Thursday, January 28, 2010

UC@GMC - Exchange Unified Messaging

If Enterprise Voice is the most efficient way to achieve savings while increase productivity, Exchange Unified Messaging is the most beautiful part in the entire Unified Communications concept.

Georgia Military College currently employs Exchange 2007 as enterprise email solution. It have been said enough already of the advantages of the Exchange server – no need to repeat it here. There is, however, a role called Unified Messaging, which contributed a great deal to our Enterprise Voice solution. Remember the $3.00 per Voice Mail box with our former provider? Multiply this by the number of phone lines/users and a here where a good chunk of MRC goes in some cases.

With Exchange Unified messaging, a voice mail is no longer the simple registration if the fact someone called, said something and left a call back number. Now we have a visual representation of the call arriving via email. We can play it on our computer, listen it over a phone and once we upgrade to Exchange 2010, read it. That’s right; Exchange will email us a transcript of the voice mail. How about that!

Now, I don’t know about you, but I enjoy every bit of the ultimate visualization of the event. I can click to play the message on my PC speakers, to reply with email, or click to start IM session or… click to initiate a phone call. The common denominator here: “click”. No time wasted.
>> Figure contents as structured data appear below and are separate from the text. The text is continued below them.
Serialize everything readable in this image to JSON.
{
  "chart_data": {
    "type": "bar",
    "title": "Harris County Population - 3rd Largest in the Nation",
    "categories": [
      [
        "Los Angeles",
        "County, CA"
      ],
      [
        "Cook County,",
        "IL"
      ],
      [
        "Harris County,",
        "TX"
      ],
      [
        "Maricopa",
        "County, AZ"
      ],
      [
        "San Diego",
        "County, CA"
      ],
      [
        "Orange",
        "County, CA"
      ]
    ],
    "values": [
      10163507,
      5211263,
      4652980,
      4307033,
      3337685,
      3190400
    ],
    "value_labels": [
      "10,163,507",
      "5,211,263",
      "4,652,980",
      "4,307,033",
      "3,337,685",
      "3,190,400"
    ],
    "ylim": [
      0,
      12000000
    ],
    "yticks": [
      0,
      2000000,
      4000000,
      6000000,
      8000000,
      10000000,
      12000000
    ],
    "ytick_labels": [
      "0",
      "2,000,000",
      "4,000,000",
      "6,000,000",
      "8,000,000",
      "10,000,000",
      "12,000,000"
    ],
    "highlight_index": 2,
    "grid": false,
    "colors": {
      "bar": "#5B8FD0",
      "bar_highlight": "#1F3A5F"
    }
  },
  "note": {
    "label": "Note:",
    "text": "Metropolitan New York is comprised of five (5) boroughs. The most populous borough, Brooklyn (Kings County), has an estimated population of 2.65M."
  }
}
The other great feature of Unified Messaging role is Auto Attendant - voice recognition feature which can do wanders for your work flow in any area. It is still a running joke around the college what I said during the presentation of the Unified Communication concept – “English is my fourth language and if this system understands me – it is a darn good system!”

Here is one example:

EDU folks knows already how important is the communication between faculty and students in meaning of reachability. In typical scenario, the kid would know the name of the Faculties but not their direct numbers. They would call any number associated with GMC (typically the last number from which someone from GMC called) and the run around begins… frustrating for both sides. We Provisioned Auto Attendant to be a single point of reach for all faculty – one number is distributed in the beginning of the quarter to all students. The AA is “narrowed” to a list with Faculties only, and the caller can simply speak the name and be connected.
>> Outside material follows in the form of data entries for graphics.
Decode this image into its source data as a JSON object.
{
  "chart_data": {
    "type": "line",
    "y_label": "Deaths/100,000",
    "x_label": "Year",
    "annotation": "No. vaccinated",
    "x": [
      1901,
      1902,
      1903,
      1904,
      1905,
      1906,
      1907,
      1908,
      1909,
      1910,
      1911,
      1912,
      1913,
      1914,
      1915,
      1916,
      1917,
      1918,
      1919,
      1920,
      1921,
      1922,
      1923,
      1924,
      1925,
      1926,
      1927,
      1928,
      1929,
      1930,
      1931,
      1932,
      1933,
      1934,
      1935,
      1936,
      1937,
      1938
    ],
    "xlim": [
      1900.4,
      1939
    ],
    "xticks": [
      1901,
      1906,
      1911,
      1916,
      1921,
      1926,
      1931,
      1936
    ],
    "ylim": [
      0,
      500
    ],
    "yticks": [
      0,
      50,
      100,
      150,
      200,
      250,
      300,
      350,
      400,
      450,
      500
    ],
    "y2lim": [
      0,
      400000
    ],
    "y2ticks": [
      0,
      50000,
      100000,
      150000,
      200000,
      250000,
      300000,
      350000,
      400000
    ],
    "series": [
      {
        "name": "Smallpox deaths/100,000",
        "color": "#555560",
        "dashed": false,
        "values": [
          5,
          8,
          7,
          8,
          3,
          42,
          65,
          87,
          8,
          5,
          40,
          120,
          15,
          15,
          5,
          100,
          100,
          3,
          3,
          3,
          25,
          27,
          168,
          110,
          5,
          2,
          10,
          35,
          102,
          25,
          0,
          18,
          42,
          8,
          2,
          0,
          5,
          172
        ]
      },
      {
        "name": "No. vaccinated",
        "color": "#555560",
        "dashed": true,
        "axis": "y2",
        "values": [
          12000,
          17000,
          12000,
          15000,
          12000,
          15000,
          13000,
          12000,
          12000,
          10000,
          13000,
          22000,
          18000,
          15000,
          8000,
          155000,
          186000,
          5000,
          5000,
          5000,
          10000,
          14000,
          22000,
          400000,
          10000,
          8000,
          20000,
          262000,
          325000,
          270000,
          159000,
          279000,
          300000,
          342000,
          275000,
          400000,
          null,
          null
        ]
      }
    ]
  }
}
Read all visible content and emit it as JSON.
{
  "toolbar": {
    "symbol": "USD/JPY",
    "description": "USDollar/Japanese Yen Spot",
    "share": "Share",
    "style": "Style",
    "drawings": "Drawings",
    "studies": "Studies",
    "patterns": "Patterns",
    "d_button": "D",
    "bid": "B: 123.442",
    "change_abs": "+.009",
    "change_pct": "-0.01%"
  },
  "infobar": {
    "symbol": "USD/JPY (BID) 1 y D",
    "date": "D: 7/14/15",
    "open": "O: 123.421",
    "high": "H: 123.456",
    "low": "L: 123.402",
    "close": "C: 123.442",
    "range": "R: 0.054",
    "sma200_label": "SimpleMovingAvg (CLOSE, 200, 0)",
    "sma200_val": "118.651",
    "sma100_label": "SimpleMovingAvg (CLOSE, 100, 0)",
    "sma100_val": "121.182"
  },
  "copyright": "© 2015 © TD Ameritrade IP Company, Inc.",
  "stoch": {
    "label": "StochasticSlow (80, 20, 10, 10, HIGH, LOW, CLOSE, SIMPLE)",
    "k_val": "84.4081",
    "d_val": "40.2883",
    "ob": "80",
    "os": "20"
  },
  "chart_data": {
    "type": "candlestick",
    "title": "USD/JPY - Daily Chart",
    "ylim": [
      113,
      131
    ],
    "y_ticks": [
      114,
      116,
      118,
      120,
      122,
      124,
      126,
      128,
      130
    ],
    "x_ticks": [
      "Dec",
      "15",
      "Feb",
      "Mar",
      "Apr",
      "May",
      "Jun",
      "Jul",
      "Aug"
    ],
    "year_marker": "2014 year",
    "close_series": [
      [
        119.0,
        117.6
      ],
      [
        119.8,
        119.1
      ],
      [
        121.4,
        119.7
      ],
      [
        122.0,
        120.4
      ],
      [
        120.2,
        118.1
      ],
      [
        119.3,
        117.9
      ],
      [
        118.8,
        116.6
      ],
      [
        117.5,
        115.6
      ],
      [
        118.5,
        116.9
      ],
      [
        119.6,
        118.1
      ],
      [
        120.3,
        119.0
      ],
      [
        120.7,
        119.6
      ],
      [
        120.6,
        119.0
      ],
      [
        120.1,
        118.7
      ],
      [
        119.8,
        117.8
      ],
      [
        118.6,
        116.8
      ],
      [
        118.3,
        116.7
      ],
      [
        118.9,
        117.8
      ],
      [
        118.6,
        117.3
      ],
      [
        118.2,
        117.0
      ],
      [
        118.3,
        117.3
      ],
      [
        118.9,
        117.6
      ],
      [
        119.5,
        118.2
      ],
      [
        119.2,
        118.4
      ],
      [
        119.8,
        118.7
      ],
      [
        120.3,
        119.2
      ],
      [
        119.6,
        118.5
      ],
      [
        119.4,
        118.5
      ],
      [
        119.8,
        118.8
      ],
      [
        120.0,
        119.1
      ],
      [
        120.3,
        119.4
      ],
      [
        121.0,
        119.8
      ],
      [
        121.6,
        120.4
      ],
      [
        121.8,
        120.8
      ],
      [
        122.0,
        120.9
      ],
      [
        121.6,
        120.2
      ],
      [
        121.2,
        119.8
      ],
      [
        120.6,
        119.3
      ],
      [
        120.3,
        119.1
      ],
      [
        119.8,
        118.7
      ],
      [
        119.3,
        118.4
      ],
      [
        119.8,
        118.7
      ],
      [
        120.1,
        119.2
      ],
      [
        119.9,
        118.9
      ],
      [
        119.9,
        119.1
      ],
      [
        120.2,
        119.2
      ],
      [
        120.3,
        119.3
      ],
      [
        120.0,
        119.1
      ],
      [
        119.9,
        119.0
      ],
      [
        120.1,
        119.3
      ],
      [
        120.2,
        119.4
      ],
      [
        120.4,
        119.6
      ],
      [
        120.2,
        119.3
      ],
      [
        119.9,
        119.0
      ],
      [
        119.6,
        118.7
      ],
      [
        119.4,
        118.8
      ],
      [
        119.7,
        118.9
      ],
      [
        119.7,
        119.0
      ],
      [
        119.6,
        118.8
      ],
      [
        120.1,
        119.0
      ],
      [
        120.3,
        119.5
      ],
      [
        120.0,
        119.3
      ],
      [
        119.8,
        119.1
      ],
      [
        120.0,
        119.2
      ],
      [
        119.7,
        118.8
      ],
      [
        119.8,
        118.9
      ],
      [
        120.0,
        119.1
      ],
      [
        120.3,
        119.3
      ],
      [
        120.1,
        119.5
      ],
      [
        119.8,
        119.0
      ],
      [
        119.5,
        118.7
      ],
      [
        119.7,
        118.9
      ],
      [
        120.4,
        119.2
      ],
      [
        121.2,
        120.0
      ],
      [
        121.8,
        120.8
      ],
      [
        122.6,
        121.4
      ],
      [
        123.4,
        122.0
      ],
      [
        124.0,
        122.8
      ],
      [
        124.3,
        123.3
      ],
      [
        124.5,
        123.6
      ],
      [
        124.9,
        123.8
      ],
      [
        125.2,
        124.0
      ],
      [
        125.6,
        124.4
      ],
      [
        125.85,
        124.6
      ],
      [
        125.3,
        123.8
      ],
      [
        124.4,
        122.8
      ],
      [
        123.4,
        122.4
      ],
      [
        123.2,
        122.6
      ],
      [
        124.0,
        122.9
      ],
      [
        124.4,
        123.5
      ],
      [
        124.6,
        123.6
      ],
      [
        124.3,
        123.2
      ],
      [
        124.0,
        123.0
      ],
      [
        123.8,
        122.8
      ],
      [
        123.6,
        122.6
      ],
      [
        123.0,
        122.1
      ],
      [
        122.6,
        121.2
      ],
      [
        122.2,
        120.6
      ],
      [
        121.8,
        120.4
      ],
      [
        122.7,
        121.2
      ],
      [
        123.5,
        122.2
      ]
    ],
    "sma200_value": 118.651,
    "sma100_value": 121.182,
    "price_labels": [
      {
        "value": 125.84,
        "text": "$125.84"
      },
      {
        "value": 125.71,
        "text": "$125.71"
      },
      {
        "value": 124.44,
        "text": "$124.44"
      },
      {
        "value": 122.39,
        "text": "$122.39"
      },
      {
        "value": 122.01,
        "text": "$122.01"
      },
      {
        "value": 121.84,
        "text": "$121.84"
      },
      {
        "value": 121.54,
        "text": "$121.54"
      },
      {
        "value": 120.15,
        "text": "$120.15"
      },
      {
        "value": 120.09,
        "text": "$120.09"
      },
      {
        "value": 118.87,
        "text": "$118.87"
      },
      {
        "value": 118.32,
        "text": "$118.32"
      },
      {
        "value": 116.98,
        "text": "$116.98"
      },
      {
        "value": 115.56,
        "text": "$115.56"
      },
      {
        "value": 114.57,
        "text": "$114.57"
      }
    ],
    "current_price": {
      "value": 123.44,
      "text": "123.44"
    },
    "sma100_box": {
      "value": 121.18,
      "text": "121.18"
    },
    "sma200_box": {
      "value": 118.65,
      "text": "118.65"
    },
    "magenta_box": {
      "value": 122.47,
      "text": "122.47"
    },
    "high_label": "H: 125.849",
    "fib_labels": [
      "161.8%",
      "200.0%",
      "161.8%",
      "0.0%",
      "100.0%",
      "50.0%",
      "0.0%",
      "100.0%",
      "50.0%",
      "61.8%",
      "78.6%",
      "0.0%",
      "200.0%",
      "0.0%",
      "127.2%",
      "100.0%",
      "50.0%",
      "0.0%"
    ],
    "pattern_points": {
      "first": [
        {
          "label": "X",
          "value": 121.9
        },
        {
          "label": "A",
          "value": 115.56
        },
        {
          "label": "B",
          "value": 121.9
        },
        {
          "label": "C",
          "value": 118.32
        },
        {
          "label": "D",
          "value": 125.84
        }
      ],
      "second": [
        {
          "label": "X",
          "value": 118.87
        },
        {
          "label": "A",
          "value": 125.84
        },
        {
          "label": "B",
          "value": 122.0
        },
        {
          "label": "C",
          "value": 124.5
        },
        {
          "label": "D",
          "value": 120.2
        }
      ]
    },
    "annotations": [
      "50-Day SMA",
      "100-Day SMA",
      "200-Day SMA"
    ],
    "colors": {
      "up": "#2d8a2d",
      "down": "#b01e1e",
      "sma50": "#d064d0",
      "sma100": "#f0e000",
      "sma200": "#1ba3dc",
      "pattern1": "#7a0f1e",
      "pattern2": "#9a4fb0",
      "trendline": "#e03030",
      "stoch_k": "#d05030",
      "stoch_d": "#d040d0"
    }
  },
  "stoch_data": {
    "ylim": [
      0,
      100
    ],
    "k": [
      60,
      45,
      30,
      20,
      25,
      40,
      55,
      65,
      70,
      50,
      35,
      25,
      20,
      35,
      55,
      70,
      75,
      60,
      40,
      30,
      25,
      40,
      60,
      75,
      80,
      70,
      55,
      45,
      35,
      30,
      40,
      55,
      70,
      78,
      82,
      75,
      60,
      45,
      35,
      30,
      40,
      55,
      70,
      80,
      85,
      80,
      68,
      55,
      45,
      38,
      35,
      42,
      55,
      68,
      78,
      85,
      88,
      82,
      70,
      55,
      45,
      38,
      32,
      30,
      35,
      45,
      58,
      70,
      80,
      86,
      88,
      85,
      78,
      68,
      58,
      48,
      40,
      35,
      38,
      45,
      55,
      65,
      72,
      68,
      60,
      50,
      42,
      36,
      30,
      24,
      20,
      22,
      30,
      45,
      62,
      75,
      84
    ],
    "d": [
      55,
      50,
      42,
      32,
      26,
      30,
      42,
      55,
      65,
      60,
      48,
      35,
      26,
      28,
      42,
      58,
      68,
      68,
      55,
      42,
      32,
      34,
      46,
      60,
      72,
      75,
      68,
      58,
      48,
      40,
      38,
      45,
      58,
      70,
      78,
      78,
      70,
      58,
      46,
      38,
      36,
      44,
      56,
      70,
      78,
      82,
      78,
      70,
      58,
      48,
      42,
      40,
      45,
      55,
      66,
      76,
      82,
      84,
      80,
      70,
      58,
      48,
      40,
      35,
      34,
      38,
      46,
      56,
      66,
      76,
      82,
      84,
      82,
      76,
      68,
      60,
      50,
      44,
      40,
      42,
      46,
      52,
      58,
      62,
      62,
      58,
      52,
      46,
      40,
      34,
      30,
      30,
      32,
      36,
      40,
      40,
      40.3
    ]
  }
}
Another example is how we handled the K12 part of the school. The teachers do not have office, but rather the classroom is an “office” itself. During the planning phase we determined that having a phone in a classroom is not a good idea since it will disturb the learning process. However, while we were evaluating the current procedures, this is what we discovered:

A parent would call the school secretary and leave a message for a teacher, who in return would check several times throughout the day “Is there something for me?” and then handle it. Another, although insignificant for someone part, would be the missing indirect interaction with the caller, meaning of intonation and sometime anger etc. In our case, we decided to provision out K12 teachers with mailbox without actually participating actively in the call flow i.e. a phone or DID assignment. Now the school secretary forwards those calls immediately to the teacher’s voicemail, which in turn is delivered via email immediately to the user.

The possibilities are endless and UM role could handle wide variety of scenarios – it require good knowledge of the capabilities (and limitations) of it and patience. Patience to listen what your users need, not what “you think they need”.